India's highly competitive aviation sector still has to overcome "huge" obstacles to get onto a sound financial footing, the industry's global chief said on Tuesday.
India's combined passenger numbers shrank by 2.1% last year compared with global growth of four percent, according to industry figures.
The country of 1.2 billion people, most of whom still travel using the vast rail network, "is a great potential market", said International Air Transport Association (IATA) chief Tony Tyler.
"But to realise that potential, some huge issues must be overcome," he said, referring to its dilapidated airport infrastructure, high operating costs and expensive fuel.

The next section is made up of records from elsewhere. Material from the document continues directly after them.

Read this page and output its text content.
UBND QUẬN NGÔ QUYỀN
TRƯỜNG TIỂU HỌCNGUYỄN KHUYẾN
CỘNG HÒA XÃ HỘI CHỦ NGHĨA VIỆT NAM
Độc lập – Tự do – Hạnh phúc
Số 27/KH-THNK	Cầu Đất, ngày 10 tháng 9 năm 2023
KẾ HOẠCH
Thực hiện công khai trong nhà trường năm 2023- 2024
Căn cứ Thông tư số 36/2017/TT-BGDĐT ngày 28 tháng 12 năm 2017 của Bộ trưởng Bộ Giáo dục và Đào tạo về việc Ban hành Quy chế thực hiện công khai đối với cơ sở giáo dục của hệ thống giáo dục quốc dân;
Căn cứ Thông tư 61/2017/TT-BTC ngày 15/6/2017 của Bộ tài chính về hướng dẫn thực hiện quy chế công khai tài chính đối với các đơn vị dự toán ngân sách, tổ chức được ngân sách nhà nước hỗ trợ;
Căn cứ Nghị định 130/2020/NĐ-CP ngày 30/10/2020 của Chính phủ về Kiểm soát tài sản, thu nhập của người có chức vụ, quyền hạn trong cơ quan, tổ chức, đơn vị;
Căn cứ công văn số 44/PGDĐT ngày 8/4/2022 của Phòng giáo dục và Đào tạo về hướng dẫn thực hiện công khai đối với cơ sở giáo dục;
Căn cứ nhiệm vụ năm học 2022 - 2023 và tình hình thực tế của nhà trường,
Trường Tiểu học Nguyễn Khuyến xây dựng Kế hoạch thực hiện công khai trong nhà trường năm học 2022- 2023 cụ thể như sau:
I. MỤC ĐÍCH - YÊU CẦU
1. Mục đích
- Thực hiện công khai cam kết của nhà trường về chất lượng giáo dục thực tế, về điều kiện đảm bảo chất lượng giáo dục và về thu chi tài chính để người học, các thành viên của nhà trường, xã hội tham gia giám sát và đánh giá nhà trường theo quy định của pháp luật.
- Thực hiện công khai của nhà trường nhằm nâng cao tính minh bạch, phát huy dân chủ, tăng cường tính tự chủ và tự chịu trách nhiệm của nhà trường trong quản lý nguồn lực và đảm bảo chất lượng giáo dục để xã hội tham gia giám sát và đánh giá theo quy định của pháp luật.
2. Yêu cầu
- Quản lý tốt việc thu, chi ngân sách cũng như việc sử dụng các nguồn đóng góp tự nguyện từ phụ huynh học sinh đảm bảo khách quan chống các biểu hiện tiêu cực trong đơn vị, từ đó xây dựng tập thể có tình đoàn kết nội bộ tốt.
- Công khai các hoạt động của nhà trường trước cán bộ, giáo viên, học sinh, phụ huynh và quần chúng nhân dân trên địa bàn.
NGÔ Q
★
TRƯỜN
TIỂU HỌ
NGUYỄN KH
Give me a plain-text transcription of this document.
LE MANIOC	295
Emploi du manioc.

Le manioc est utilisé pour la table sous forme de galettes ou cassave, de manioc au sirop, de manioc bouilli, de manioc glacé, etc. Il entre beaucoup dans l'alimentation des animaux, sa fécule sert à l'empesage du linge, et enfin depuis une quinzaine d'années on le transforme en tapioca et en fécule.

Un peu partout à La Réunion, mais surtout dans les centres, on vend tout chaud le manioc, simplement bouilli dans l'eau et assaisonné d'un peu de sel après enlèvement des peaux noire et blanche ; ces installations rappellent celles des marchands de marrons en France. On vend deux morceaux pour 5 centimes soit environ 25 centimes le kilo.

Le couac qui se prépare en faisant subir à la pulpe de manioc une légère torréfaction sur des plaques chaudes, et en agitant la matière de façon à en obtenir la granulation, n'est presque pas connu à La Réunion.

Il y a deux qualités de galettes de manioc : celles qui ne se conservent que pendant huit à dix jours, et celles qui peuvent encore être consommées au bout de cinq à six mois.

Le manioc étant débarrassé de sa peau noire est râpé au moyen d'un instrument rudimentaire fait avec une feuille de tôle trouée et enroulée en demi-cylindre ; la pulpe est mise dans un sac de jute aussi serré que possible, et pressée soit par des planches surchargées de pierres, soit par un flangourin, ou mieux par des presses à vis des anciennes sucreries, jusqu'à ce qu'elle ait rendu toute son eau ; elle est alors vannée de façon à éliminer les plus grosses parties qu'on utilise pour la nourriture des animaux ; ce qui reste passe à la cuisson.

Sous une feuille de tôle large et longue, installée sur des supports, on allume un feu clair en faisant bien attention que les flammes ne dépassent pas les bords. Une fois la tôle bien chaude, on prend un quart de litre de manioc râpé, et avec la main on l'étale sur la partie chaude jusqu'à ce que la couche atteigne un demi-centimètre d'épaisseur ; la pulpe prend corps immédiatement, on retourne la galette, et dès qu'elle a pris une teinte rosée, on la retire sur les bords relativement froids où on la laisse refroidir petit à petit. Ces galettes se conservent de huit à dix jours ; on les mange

India's airline sector was once vaunted as a symbol of the country's economic vibrancy. But its fortunes have tumbled amid over-expansion, inadequate infrastructure, cut-throat fare competition, expensive fuel and other costs.
"Globally, fuel averages a third of an airline's cost. In India it accounts for 45 percent. And on top of that India imposes a service tax" which goes against international aviation rules, Tyler told a seminar of industry executives in New Delhi.
"Running an airline is a tough business and operating in India presents bigger challenges than most other markets," Tyler added.
But he said some progress was being seen in the sector after it lost a combined total of close to $2 billion in the previous financial year.
While Kingfisher Airlines, controlled by liquor tycoon Vijay Mallya and once India's second-largest carrier, has been grounded since last year due to a cash crunch, the biggest airline, no-frills IndiGo, is profitable.
Smaller rival SpiceJet and Jet Airways, India's second-biggest carrier, swung to profit in the most recent financial quarter.
Importantly, India's government "deserves congratulations" for opening up the airline sector to vital foreign investment, allowing overseas carriers to buy up to 49-percent stakes in their Indian peers, Tyler added.
Reports have abounded about possible alliances between local carriers and international airlines since India eased the investment regulations last September.
Jet has said it is in discussion with Abu Dhabi-based Etihad Airways, with media reports saying the Indian carrier could sell up to a 24% holding for some $300 million.
Also, the Foreign Investment Promotion Board has cleared a plan by no-frills Kuala Lumpur-based airline AirAsia to own a 49% stake in a joint venture with the steel-to-tea Tata group and private investor Telestra.